On the destination side, the EU, North America, and several emerging markets are intensifying access barriers such as carbon footprint disclosure requirements and anti-dumping investigations, making import clearance compliance ever more stringent.
We strongly recommend that clients, before negotiation and contract signing, verify whether the relevant HS codes are subject to the export licensing catalogue, confirm that the producer possesses the required quality inspection certificates, and consult freight forwarders and customs brokers about the latest declaration requirements. For steel products exported to the EU, simultaneous attention should be paid to CBAM reporting obligations and carbon footprint calculation rules.

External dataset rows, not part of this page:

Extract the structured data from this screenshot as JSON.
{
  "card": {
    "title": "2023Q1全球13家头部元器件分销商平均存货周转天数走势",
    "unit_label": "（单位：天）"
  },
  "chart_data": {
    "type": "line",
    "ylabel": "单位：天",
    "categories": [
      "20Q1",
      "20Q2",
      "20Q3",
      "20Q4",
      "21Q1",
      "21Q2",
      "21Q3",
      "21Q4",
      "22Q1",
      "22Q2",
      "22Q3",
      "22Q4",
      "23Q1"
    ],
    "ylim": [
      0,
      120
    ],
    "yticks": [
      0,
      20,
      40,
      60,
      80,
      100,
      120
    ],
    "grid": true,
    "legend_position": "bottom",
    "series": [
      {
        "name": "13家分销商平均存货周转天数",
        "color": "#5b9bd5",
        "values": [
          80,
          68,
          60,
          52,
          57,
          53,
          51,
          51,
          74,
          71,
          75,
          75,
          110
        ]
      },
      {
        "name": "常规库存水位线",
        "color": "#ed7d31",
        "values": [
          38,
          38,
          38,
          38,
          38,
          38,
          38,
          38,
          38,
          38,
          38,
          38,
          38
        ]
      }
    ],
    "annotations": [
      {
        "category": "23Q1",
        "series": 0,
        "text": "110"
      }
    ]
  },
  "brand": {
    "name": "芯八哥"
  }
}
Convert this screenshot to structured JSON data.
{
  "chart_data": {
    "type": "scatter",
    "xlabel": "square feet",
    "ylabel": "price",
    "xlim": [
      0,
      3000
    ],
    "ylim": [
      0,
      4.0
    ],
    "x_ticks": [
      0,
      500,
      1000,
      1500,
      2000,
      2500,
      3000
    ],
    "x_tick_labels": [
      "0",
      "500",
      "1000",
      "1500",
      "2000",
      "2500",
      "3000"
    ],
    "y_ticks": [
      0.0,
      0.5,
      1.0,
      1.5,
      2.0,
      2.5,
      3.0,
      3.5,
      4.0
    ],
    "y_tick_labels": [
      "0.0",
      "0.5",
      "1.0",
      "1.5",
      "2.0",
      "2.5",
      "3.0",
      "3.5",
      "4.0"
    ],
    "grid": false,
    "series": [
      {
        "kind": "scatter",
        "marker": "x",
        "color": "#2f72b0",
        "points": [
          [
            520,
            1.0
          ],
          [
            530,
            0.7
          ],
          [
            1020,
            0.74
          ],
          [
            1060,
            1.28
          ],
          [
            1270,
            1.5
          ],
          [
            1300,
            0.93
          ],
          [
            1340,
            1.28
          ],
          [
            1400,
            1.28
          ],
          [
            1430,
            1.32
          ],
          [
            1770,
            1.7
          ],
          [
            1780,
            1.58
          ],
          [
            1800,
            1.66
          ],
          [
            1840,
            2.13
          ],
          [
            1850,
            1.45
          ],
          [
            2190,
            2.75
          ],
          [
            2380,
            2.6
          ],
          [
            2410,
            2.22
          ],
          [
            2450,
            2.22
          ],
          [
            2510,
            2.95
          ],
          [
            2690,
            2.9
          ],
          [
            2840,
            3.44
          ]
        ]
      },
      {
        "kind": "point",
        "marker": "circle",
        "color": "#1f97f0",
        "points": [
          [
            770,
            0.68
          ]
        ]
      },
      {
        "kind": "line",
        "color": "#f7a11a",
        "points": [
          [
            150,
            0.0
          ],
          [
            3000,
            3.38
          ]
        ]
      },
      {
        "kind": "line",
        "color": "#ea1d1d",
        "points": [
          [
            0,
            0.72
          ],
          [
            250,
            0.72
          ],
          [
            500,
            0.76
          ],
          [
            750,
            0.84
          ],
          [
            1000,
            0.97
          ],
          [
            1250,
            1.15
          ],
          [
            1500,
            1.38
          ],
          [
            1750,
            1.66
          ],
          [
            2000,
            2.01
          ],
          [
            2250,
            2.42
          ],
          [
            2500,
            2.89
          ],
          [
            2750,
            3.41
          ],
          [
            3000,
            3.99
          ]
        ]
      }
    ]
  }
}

Important Note: Steel exports are subject to dual constraints—China’s national export licensing regime and the import policies of destination countries (e.g., EU CBAM, anti-dumping/countervailing duties). Requirements vary by product category and destination. To ensure smooth customs clearance, please confirm the latest compliance requirements and document status before placing your order.
Sources: Compiled from “Li Yiren Delivers Keynote Speech at European Steel Market Conference: China’s Steel Industry Responds to Global Market Changes with Determined Green Low-Carbon Transition” by CCPIT-MCC (June 9, 2026); Joint Announcement No. 79 (2025) of the Ministry of Commerce and General Administration of Customs on re-imposing export licensing for certain steel products; and public reports from China Steel News Network and Lange Steel Research Centre.